The FSA says that to effectively supervise the large number of directly authorised firms expected by 2005, when both mortgage and insurance regulation will be in force, it will have to receive on a timely basis relevant information about firms and their activities. This will help it to monitor firms' adherence to the threshold conditions and specific rule requirements, and allow it to spot trends in individual firms and the market as a whole.
The reporting requirement will apply to all directly authorised firms and networks as well as the product providers. It does not, however, affect appointed representatives. It is their principal firms that will be responsible for the reporting.
The information will also help the FSA to calculate the periodic fees firms will be required to pay for the FSA, the Financial Ombudsman Service and the Financial Services Compensation Scheme.
The type of information required is shown in the box. Please refer to the October 6 issue for an explanation of the various items. All firms must begin collecting the information required from April 1 2005.
The FSA makes it clear that it is important that income from both regulated activities and non-regulated activities are reported separately in the Retail Mediation Activities Return.
Firms with under £60,000 income from retail mediation activities in their last financial year will be allowed to miss the first mid-year reporting date but must at the end of the first year submit data for the whole 12-month period and at six-monthly periods thereafter.
Firms with over £60,000 income will be required to send in six-monthly returns and larger firms with turnover exceeding £5m will have to send in three-monthly returns.
It is imperative, and must be clearly understood by all firms, that the data is required for all sales from April 1 2005 and you will have to ensure that your IT systems are capable of collecting and storing data from that date for later submission to the FSA.
If your systems are not collecting the data automatically by April 1 you will be digging a deeper and deeper hole for yourself as the three, six or 12-month period passes by.
Returns must be made within 30 days of the end of the relevant period.
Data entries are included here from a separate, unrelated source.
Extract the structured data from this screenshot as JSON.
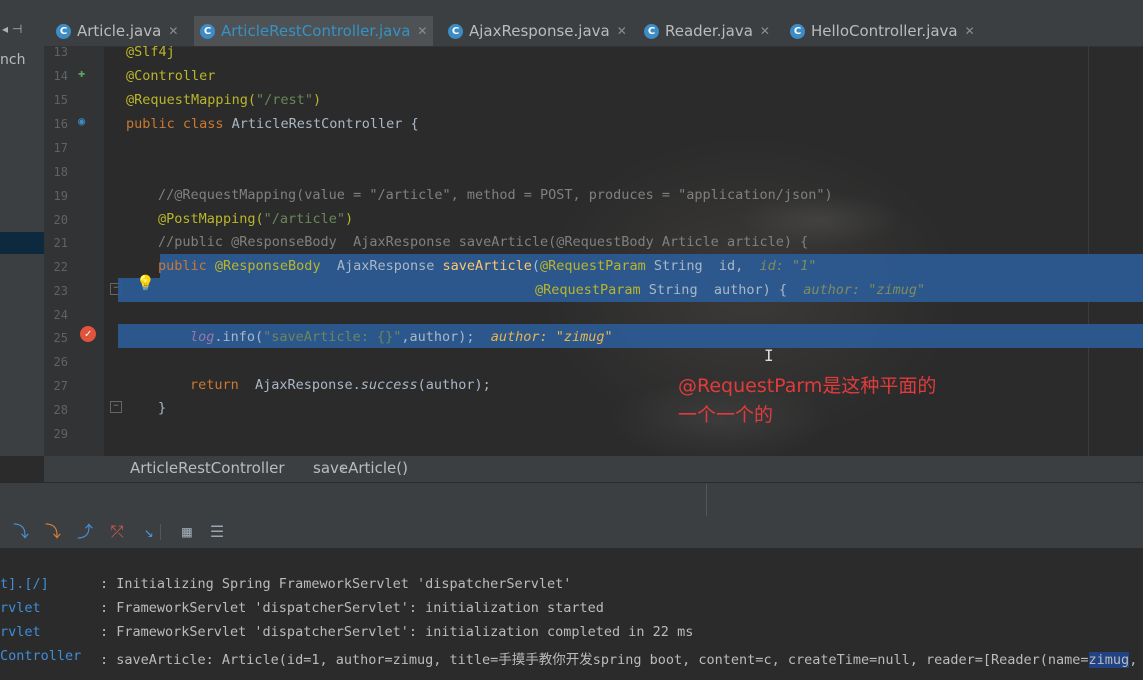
{
  "tabs": [
    {
      "label": "Article.java",
      "active": false
    },
    {
      "label": "ArticleRestController.java",
      "active": true
    },
    {
      "label": "AjaxResponse.java",
      "active": false
    },
    {
      "label": "Reader.java",
      "active": false
    },
    {
      "label": "HelloController.java",
      "active": false
    }
  ],
  "tab_nav": "◂ ⊣",
  "side_panel_text": "nch",
  "line_numbers": [
    "13",
    "14",
    "15",
    "16",
    "17",
    "18",
    "19",
    "20",
    "21",
    "22",
    "23",
    "24",
    "25",
    "26",
    "27",
    "28",
    "29"
  ],
  "code": {
    "l13": "@Slf4j",
    "l14": "@Controller",
    "l15_a": "@RequestMapping(",
    "l15_b": "\"/rest\"",
    "l15_c": ")",
    "l16_a": "public class ",
    "l16_b": "ArticleRestController {",
    "l19": "//@RequestMapping(value = \"/article\", method = POST, produces = \"application/json\")",
    "l20_a": "@PostMapping(",
    "l20_b": "\"/article\"",
    "l20_c": ")",
    "l21": "//public @ResponseBody  AjaxResponse saveArticle(@RequestBody Article article) {",
    "l22_kw": "public ",
    "l22_ann": "@ResponseBody",
    "l22_type": "  AjaxResponse ",
    "l22_fn": "saveArticle",
    "l22_p": "(",
    "l22_ann2": "@RequestParam",
    "l22_rest": " String  id,",
    "l22_hint": "  id: \"1\"",
    "l23_ann": "@RequestParam",
    "l23_rest": " String  author) {",
    "l23_hint": "  author: \"zimug\"",
    "l25_a": "log",
    "l25_b": ".info(",
    "l25_c": "\"saveArticle: {}\"",
    "l25_d": ",author);",
    "l25_hint": "  author: \"zimug\"",
    "l27_kw": "return",
    "l27_a": "  AjaxResponse.",
    "l27_b": "success",
    "l27_c": "(author);",
    "l28": "}"
  },
  "note": {
    "line1": "@RequestParm是这种平面的",
    "line2": "一个一个的"
  },
  "breadcrumb": {
    "class_name": "ArticleRestController",
    "method_name": "saveArticle()"
  },
  "toolbar_icons": [
    "step-over-icon",
    "step-into-icon",
    "force-step-into-icon",
    "step-out-icon",
    "drop-frame-icon",
    "run-to-cursor-icon",
    "evaluate-expression-icon",
    "trace-current-stream-icon"
  ],
  "console": [
    {
      "src": "t].[/]",
      "msg": ": Initializing Spring FrameworkServlet 'dispatcherServlet'"
    },
    {
      "src": "rvlet",
      "msg": ": FrameworkServlet 'dispatcherServlet': initialization started"
    },
    {
      "src": "rvlet",
      "msg": ": FrameworkServlet 'dispatcherServlet': initialization completed in 22 ms"
    },
    {
      "src": "Controller",
      "msg_a": ": saveArticle: Article(id=1, author=zimug, title=手摸手教你开发spring boot, content=c, createTime=null, reader=[Reader(name=",
      "msg_sel": "zimug",
      "msg_b": ", a"
    }
  ],
  "colors": {
    "active_tab_text": "#3592c4",
    "selection": "#2c5b96",
    "annotation_note": "#e23b3b"
  }
}
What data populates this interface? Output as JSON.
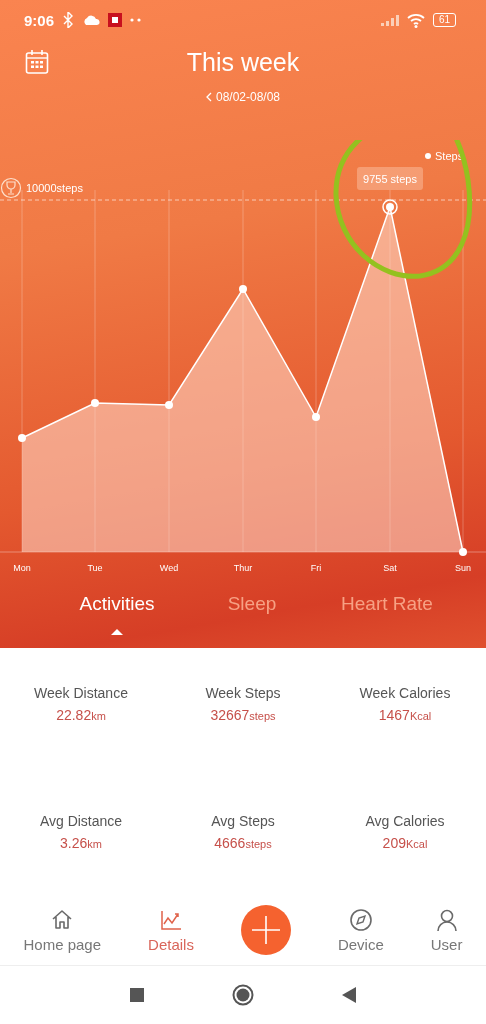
{
  "status_bar": {
    "time": "9:06",
    "battery": "61"
  },
  "header": {
    "title": "This week",
    "date_range": "08/02-08/08"
  },
  "chart": {
    "goal_label": "10000steps",
    "legend": "Steps",
    "tooltip": "9755 steps",
    "days": [
      "Mon",
      "Tue",
      "Wed",
      "Thur",
      "Fri",
      "Sat",
      "Sun"
    ]
  },
  "tabs": [
    {
      "label": "Activities",
      "selected": true
    },
    {
      "label": "Sleep",
      "selected": false
    },
    {
      "label": "Heart Rate",
      "selected": false
    }
  ],
  "stats": [
    {
      "label": "Week Distance",
      "value": "22.82",
      "unit": "km"
    },
    {
      "label": "Week Steps",
      "value": "32667",
      "unit": "steps"
    },
    {
      "label": "Week Calories",
      "value": "1467",
      "unit": "Kcal"
    },
    {
      "label": "Avg Distance",
      "value": "3.26",
      "unit": "km"
    },
    {
      "label": "Avg Steps",
      "value": "4666",
      "unit": "steps"
    },
    {
      "label": "Avg Calories",
      "value": "209",
      "unit": "Kcal"
    }
  ],
  "nav": [
    {
      "kind": "tab",
      "label": "Home page",
      "selected": false
    },
    {
      "kind": "tab",
      "label": "Details",
      "selected": true
    },
    {
      "kind": "add"
    },
    {
      "kind": "tab",
      "label": "Device",
      "selected": false
    },
    {
      "kind": "tab",
      "label": "User",
      "selected": false
    }
  ]
}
Limited companies have 10 months after their financial year-end in which to file annual accounts at Companies House so this reporting deadline set by the FSA could well be a challenge, and certainly a wake-up call, for a lot of firms.
Tardiness will not be tolerated by the FSA and mandatory electronic reporting is the order of the day. There will not be a paper-based alternative. This will enable the FSA to keep its own costs down, which would otherwise have to be borne by the industry, and enable it to build automatic verification checks that will help firms submit accurate data.
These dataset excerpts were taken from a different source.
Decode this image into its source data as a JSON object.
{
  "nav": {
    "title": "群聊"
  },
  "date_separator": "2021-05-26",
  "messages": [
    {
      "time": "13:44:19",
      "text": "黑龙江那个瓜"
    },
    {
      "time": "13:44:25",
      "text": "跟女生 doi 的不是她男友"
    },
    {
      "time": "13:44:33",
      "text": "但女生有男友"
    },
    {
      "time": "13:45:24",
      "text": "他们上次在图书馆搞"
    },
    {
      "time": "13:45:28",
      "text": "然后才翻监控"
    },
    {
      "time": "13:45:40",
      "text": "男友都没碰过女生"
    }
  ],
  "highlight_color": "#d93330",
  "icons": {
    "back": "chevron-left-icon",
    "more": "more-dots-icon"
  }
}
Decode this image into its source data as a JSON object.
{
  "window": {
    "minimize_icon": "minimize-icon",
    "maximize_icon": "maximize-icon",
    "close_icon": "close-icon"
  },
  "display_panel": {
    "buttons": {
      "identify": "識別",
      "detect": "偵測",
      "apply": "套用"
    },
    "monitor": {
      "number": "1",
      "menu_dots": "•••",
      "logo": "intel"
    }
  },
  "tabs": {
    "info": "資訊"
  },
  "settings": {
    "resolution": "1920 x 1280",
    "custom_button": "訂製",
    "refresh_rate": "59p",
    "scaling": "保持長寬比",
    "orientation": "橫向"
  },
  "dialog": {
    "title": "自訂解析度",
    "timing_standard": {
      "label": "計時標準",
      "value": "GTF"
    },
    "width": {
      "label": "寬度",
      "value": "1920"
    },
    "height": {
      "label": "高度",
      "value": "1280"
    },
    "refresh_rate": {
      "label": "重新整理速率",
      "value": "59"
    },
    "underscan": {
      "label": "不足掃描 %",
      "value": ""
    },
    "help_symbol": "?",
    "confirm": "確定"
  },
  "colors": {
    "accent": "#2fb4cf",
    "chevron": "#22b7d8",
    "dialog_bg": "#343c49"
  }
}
Firms have the choice of delivering via XML or XBRL batch transfer or via online completion of forms.
Online completion for 12 months' sales data? Dream on. This requirement for electronic delivery is causing a stir in the industry. The MCCB reports that up to a quarter of registered mortgage brokers do not even have online access.
And data submitted by the providers may well lead the FSA to visit your firm. Big Brother is not only watching, he will be analysing you. The FSA says that the output from the analysis will help it target firms or thematic issues for supervisory attention.
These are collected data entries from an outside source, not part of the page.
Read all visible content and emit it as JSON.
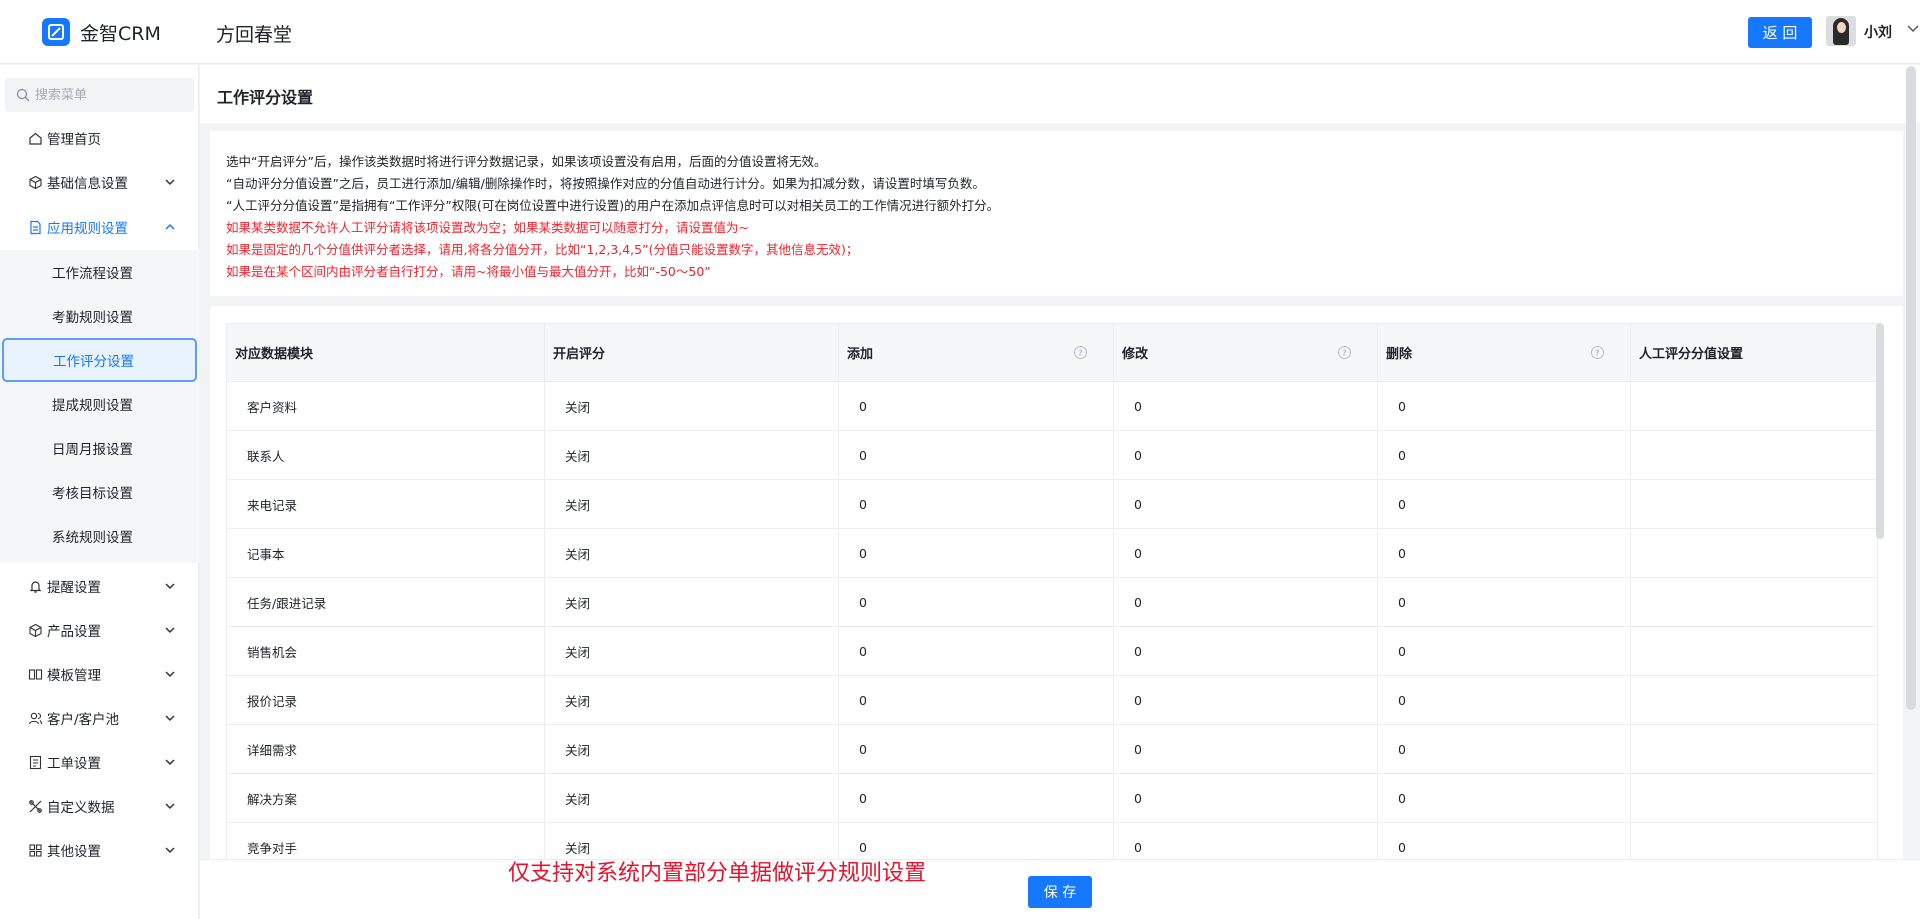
{
  "header": {
    "brand": "金智CRM",
    "company": "方回春堂",
    "back_label": "返 回",
    "user_name": "小刘"
  },
  "sidebar": {
    "search_placeholder": "搜索菜单",
    "items": [
      {
        "label": "管理首页",
        "icon": "home-icon"
      },
      {
        "label": "基础信息设置",
        "icon": "cube-icon"
      },
      {
        "label": "应用规则设置",
        "icon": "document-icon"
      },
      {
        "label": "提醒设置",
        "icon": "bell-icon"
      },
      {
        "label": "产品设置",
        "icon": "cube-icon"
      },
      {
        "label": "模板管理",
        "icon": "template-icon"
      },
      {
        "label": "客户/客户池",
        "icon": "users-icon"
      },
      {
        "label": "工单设置",
        "icon": "ticket-icon"
      },
      {
        "label": "自定义数据",
        "icon": "custom-icon"
      },
      {
        "label": "其他设置",
        "icon": "grid-icon"
      }
    ],
    "sub_items": [
      "工作流程设置",
      "考勤规则设置",
      "工作评分设置",
      "提成规则设置",
      "日周月报设置",
      "考核目标设置",
      "系统规则设置"
    ]
  },
  "page": {
    "title": "工作评分设置"
  },
  "notice": {
    "lines": [
      "选中“开启评分”后，操作该类数据时将进行评分数据记录，如果该项设置没有启用，后面的分值设置将无效。",
      "“自动评分分值设置”之后，员工进行添加/编辑/删除操作时，将按照操作对应的分值自动进行计分。如果为扣减分数，请设置时填写负数。",
      "“人工评分分值设置”是指拥有“工作评分”权限(可在岗位设置中进行设置)的用户在添加点评信息时可以对相关员工的工作情况进行额外打分。"
    ],
    "red_lines": [
      "如果某类数据不允许人工评分请将该项设置改为空；如果某类数据可以随意打分，请设置值为~",
      "如果是固定的几个分值供评分者选择，请用,将各分值分开，比如“1,2,3,4,5”(分值只能设置数字，其他信息无效)；",
      "如果是在某个区间内由评分者自行打分，请用~将最小值与最大值分开，比如“-50～50”"
    ]
  },
  "table": {
    "headers": [
      "对应数据模块",
      "开启评分",
      "添加",
      "修改",
      "删除",
      "人工评分分值设置"
    ],
    "rows": [
      {
        "module": "客户资料",
        "status": "关闭",
        "add": "0",
        "edit": "0",
        "del": "0",
        "manual": ""
      },
      {
        "module": "联系人",
        "status": "关闭",
        "add": "0",
        "edit": "0",
        "del": "0",
        "manual": ""
      },
      {
        "module": "来电记录",
        "status": "关闭",
        "add": "0",
        "edit": "0",
        "del": "0",
        "manual": ""
      },
      {
        "module": "记事本",
        "status": "关闭",
        "add": "0",
        "edit": "0",
        "del": "0",
        "manual": ""
      },
      {
        "module": "任务/跟进记录",
        "status": "关闭",
        "add": "0",
        "edit": "0",
        "del": "0",
        "manual": ""
      },
      {
        "module": "销售机会",
        "status": "关闭",
        "add": "0",
        "edit": "0",
        "del": "0",
        "manual": ""
      },
      {
        "module": "报价记录",
        "status": "关闭",
        "add": "0",
        "edit": "0",
        "del": "0",
        "manual": ""
      },
      {
        "module": "详细需求",
        "status": "关闭",
        "add": "0",
        "edit": "0",
        "del": "0",
        "manual": ""
      },
      {
        "module": "解决方案",
        "status": "关闭",
        "add": "0",
        "edit": "0",
        "del": "0",
        "manual": ""
      },
      {
        "module": "竞争对手",
        "status": "关闭",
        "add": "0",
        "edit": "0",
        "del": "0",
        "manual": ""
      }
    ]
  },
  "footer": {
    "note": "仅支持对系统内置部分单据做评分规则设置",
    "save_label": "保 存"
  },
  "colors": {
    "primary": "#1677ff",
    "warning_text": "#f5222d"
  }
}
The FSA is also enlisting the support of mortgage lenders who will be obliged to report the FSA reference numbers for all firms submitting business as part of the product sales data collection as well as whether the sale was advised or non-advised.
A lot of responses were received on the latter issue and as a result the FSA has given lenders a further 12 months until April 2006 before the advised/non-advised reporting becomes mandatory. However, the FSA found it “surprising that a product provider would insist that it has no high level interest in whether a given product is sold with or without advice”.
This is unusually strong language for the FSA and perhaps a warning shot across the bows of lenders reminding them that they will not be allowed to remove themselves entirely from the responsibilities of mortgage sales by intermediaries.
PS 04/9 also covers the matter of client money and confirms that mortgage intermediaries that hold client money will not be subject to client money rules. However, for intermediaries involved with the insurance market, they will only be exempt from the client money rules provided the money is held in a statutory trust and no more than £30,000 is held at any one time during the course of the year.
PS 04/8 looks at integrated regulatory returns which will also be introduced from April 1 2005. One of the benefits is to reduce the reporting burden by minimising duplication for firms that are involved in more than one of the regulated activities of investments, mortgages, and insurance.
It will involve a transition from paper to MER for the IFAs that are directly regulated for investment business.
So RMAR, MER and IRR become another set of acronyms to add to the FSA's 192-page glossary of terms used in the financial services industry.
Another snippet that appears in PS 04/9 but I had missed in annex one of CP197 is the FSA's definition of a 'micro' firm, which is 'a firm with either one or two advisers'.
And I had been in the habit of calling them small firms. Silly me.